By Brooke Hessney
Chandra Talpade Mohanty poses a unique outlook on the oppression Third World women in her book, Feminism Without Boarders: Decolonizing Theory, Practicing Solidarity. It is evident that Third World women face adversity in all parts of the world but she sheds light on innovative strategies towards a common solution to the oppression of Third World women by, “…[generating new] ways to think about mobilization, organizing, and conscientization transnationally” (Mohanty 140). She argues that Third World women must make colonization and domination pedagogically transparent by learning the ways in which these ideologies function within a capitalist society as modes towards practicing solidarity. Mohanty further examines these concepts through a lens of the working-class, targeting the exploitation of Third World women. Essentially, these ideologies operate under the notion of difference based on the hegemony of the dominant culture.
Mohanty respects difference among Third World women but encourages the understanding of commonalities as a basis of solidarity. From Mohanty’s viewpoint, there is no singular woman, regardless of location, and it is a collective endeavor for women to create a mutual solidarity within a historically capitalist society or else there is little hope for future change. It is imperative to acknowledge a woman as part of a whole, despite geographic barriers, which is the foundation of transnational feminism, which seeks to promote the deconstruction of these established boarders. Mohanty herself recognizes the challenges that Third world women face through her own genealogical experiences and urges an emancipatory discourse to be instituted. This will in turn evoke the mobilization of Third world women. According to Mohanty, mobilization can be achieved by, “emancipatory action on the basis of the reconceptualization of Third World women as agents rather than victims (143). Ultimately, Mohanty seeks the reformation and reclamation of the historically capitalist normative discourses surrounding Third World women as a means to promote autonomous thinking. By this she explains that, “Capitalist patriarchies and racialized, class/caste-specific hierarchies are a key part of the long history of domination and exploitation of women, but struggles against these practices and vibrant, creative, collective forms of mobilization and organizing have also always been a part of our histories” (Mohanty 147-148). This further illustrates the strain that influence how capitalism positions the mobilization and conscientization of Third World women.
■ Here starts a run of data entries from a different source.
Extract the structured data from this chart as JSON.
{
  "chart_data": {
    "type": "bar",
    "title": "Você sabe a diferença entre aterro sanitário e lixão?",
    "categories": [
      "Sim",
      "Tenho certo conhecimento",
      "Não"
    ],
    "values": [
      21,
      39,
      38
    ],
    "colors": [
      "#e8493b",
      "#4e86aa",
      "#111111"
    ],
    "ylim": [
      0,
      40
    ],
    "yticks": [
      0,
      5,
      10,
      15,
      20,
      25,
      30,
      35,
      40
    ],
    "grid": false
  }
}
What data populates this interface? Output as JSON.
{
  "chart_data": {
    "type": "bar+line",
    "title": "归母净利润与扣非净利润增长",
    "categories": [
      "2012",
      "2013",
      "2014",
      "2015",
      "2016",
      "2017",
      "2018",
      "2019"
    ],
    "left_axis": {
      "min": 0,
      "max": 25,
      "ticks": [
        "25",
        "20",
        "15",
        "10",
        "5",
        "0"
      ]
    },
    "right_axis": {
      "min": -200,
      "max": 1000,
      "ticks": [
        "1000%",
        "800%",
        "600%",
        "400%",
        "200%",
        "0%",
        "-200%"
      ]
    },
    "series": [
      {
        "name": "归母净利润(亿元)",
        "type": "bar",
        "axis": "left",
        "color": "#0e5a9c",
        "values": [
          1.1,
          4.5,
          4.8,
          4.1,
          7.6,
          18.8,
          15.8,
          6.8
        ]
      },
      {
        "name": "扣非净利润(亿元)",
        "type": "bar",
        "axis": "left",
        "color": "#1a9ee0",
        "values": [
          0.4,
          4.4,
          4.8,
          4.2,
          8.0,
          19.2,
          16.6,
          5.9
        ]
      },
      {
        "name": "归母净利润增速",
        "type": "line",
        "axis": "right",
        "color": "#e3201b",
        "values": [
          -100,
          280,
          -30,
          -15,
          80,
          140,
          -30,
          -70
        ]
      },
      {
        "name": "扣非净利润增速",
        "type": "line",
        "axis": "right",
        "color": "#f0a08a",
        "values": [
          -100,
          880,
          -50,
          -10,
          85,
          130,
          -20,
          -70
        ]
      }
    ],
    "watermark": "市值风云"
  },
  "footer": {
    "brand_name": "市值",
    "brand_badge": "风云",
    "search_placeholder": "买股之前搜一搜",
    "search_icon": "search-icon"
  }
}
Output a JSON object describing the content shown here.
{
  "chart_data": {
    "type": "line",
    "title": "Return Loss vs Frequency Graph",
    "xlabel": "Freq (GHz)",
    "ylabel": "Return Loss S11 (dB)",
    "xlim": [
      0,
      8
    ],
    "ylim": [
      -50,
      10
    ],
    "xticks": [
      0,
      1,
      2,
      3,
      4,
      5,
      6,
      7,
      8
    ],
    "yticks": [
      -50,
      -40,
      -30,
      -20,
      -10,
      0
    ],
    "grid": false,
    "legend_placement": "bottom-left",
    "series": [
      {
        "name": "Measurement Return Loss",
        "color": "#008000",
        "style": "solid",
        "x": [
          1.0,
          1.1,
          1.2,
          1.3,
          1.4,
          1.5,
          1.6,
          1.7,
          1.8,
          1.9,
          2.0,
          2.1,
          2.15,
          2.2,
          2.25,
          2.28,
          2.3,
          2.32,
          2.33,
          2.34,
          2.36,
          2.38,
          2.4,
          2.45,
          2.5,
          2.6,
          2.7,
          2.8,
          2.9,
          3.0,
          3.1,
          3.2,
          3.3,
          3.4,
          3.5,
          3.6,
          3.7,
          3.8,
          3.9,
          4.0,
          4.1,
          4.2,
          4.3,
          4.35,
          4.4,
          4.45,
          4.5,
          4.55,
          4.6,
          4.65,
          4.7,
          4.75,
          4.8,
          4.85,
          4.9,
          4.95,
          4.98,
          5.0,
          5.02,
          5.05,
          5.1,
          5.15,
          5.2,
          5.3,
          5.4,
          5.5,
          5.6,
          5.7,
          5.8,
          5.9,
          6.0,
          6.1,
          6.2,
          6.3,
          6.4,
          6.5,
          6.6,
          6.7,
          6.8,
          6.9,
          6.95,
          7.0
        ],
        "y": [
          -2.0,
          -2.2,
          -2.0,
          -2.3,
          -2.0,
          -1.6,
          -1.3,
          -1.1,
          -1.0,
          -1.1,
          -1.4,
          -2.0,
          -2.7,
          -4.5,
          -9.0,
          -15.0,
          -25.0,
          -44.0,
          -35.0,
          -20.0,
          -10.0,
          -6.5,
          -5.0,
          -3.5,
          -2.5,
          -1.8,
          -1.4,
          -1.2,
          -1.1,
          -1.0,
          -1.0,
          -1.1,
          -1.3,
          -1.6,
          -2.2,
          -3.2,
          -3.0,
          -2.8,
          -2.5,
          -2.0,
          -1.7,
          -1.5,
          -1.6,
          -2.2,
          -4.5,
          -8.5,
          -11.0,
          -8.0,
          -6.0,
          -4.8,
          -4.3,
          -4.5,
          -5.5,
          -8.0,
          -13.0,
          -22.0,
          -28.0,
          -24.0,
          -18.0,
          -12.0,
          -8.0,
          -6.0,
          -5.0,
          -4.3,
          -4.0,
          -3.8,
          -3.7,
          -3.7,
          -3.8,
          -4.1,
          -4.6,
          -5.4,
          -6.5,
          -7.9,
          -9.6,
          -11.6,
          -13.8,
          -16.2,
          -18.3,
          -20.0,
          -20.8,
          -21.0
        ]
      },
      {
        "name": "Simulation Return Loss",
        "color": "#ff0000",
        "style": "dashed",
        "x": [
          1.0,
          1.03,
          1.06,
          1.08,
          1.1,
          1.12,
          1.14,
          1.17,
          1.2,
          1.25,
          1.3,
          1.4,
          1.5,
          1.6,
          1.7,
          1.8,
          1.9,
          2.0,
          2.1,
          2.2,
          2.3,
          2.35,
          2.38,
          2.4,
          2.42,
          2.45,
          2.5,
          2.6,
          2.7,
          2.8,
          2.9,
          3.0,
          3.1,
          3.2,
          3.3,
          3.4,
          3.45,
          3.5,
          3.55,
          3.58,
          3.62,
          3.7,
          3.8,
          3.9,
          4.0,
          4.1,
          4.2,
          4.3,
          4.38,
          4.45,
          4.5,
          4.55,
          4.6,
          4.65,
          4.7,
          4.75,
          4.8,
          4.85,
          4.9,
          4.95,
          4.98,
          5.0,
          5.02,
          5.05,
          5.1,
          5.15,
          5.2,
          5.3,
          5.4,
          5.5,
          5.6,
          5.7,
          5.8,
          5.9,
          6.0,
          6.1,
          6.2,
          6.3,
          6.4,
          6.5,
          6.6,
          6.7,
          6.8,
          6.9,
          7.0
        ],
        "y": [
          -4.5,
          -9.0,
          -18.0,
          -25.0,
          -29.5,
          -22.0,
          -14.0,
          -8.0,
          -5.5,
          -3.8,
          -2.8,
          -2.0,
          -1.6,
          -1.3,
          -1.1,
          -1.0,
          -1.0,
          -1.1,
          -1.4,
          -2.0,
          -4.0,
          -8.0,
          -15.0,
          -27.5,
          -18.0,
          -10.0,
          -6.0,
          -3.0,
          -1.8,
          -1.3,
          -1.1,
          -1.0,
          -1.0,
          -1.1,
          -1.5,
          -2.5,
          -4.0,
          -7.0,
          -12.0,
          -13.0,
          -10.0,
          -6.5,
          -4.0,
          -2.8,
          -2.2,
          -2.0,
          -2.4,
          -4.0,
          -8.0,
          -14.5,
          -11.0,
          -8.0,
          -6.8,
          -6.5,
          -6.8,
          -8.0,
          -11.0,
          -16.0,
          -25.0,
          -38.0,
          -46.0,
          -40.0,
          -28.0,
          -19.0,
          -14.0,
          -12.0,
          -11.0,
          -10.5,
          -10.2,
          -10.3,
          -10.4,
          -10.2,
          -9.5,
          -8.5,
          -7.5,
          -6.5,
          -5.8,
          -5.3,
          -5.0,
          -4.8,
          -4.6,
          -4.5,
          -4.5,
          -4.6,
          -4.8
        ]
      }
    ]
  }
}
She indicates that Western hegemonic social ideologies serve as the basis for oppression of Third World women workers. Mohanty notes, “Patriarchal ideologies, which sometimes pit women against men within and outside the home, infuse the material realities of the lives of Third World women workers, making it imperative to conceptualize the way we think about working-class interests and strategies for organizing” (143). Thus, she encourages the deconstruction of the historically Westernized social institutions that strain the emancipation of Third World women within the work force by examining other marginalized women workers around the world that have been incorporated into the global economy. This is exemplified through her case studies on the women of Narsapur and Silicon Valley in which she states, “While in Narsapur, it is purdah and caste/class mobility that provides the necessary self-definition requires to anchor women’s work in the home as leisure activity, in Silicon valley, it is a specifically North American notion of individual ambition and entrepreneurship that provides the necessary ideological anchor for the Third World women” (155) Therefore, these two instances demonstrate the contradictory position of women in the working-class in context to their social identity which further exhibits Mohanty’s resolution for mobilization, organization, and a transnational feminist perspective.
Overall, Mohanty’s conception of the solution incorporates the reclamation of mobilization, organization, and transnational feminism and is by no means a static endeavor. It is essential to generate new ways of thinking about these ideologies saturated in Western culture in order for Third World women to collectively engage in reformation. She urges an emancipatory discourse to encourage change in the praxis of mobilization and organization among Third World women. Also, promoting transnational feminism recognized the intersectionality of race, gender, and sexuality in the context of developing global capitalism. In turn, this advocates for the title of Mohanty’s novel that suggests feminism needs to occur transnationally as a means to decolonize historically capitalist theory by practicing solidarity.
Reference:
Mohanty, Chandra Talapade. Feminism Without Borders: Decolonizing Theory, Practicing Solidarity. Durham: Duke University Press, 2003. Print.